Depression – man’s silent enemy

Depression is an illness that very often comes ‘quietly’, unnoticed, and we disregard its first symptoms, thinking that it is just a temporary drop in form. In fact, it is a very serious mental illness which, in extreme cases, can even lead to the death of the patient.

Nowadays, more and more people admit to having or having had to deal with depression. It comes suddenly and can invade our lives unnoticed. Depression can affect people of all ages and from all walks of life. Often the sufferer is not aware that they have fallen victim to this illness. However, it is important to remember that it is a very severe disorder that leads to a loss of meaning in life, motivation to act, purpose, ambition, joy of life, and can end in suicide. People with depression are unable to cope with their sadness and the problems that surround them, so they not only need a lot of support from their loved ones and surroundings, but also the help of a specialist in this area.

Symptoms of depression

Symptoms of depression can be confused with a temporary drop in motivation to act, often referred to by us as: “a worse moment in life” or a so-called “worse day”. Of course, there is nothing wrong with this if the situation actually lasts for one day and does not become a permanent feature of our lives. Furthermore, it is worth taking into account the context in which the person is displaying these behaviours. Typical symptoms of depression are:

  • feelings of sadness, depression and numbness;
  • dynamics of mood changes throughout the day: very depressed in the morning, improving mood in the evening;
  • loss of enjoyment and lack of satisfaction with life;
  • indifference and passivity;
  • lack of motivation to act;
  • loss of interests and passions;
  • neglecting existing responsibilities;
  • deprivation of energy and vitality;
  • slowness of movement, slowness of speech;
  • withdrawal from social contact;
  • tiredness of dealing with people;
  • somatic pains;
  • feelings of guilt, need to be punished;
  • decreased ability to remember;
  • slowed thinking;
  • low self-esteem, feeling of being worthless;
  • suicide attempts;
  • sleep problems;
  • appetite disturbances;
  • sexual dysfunction.
Depression has more than one name

It is also worth taking a closer look at the types of depression. The milder, but long-lasting form of depression known as dysthymia deserves attention. Symptoms include chronic feelings of sadness, depression and low self-esteem, which can last for months or even years. Postnatal depression is also a popular condition, which affects women immediately after the birth of their child and manifests itself, among other things, as: mental tension, sleep problems, lack of enjoyment of contact with and care for the child. The American classification also distinguishes so-called seasonally dependent forms of depression, which are characterised by depressed mood, sadness, depression, lack of energy, appetite and sleep disturbances. The key point here, however, is the season in which these symptoms recur – usually autumn and winter.

Causes of depression

The biological cause of depression is a malfunction of the Central Nervous System (CNS).  Individuals who have, or have had, a family history of this disorder are particularly vulnerable. In addition, depression can also accompany other somatic diseases, including coronary heart disease, diabetes or cancer.

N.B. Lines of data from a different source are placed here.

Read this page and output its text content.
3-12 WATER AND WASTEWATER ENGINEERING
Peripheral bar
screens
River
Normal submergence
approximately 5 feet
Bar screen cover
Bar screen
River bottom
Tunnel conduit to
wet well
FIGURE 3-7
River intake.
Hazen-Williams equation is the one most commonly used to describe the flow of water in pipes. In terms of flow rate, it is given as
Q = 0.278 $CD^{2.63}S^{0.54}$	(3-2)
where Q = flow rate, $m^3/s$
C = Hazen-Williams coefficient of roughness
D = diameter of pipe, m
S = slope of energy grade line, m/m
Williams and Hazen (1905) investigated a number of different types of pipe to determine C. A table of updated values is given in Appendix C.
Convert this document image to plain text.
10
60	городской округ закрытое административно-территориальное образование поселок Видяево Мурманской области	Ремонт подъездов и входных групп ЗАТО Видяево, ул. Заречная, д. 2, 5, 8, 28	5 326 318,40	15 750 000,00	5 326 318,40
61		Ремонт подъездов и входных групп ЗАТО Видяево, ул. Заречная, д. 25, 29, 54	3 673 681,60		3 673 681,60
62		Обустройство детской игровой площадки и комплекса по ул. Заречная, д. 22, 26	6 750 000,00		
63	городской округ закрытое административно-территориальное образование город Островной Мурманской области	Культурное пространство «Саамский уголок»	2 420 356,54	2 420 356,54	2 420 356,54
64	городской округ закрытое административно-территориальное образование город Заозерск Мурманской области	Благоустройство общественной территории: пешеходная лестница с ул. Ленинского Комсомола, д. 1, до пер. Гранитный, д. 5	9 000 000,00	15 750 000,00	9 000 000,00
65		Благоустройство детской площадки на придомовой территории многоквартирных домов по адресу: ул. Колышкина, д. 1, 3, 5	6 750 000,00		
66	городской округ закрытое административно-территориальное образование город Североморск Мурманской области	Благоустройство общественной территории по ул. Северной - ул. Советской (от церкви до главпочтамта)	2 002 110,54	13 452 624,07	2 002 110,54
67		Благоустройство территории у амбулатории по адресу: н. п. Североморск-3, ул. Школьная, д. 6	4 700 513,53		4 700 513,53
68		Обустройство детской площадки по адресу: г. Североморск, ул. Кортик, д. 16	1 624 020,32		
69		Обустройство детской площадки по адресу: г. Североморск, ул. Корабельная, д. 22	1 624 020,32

Depression can occur in response to certain events and experiences that may be traumatic for the person. However, it is not always so obvious. This is because it is a disorder that often comes on slowly, as a result of the accumulation of many factors over a period of time – for example, such as a negative mindset, taking blame for bad events, exorbitant demands, parenting mistakes, isolation, putting off problems, living under constant stress.

How to combat depression?

The severe stage of depression is the basis for hospitalisation, where the patient remains under constant psychiatric observation. The whole treatment process is also supported pharmacologically, by giving the patient antidepressants. Regardless of the stage of the disease, the treatment of depression should always be based on psychotherapy. Cognitive-behavioural psychotherapy (CBT) is said to be the most effective type. It involves changing the patient’s habits of thought and destructive behaviour, without which recovery from the illness is impossible.

Depression is a very serious illness that can undoubtedly affect any of us. It is advisable to observe oneself and, when feeling at risk, to seek help from a specialist. A quick and timely response can directly contribute to effective treatment and save the patient’s life.


Author: Julia Ługowska


Cierpiałkowska – „Psychopatologia”, Wydawnictwo Naukowe SCHOLAR, 2007 r., str. 245-247.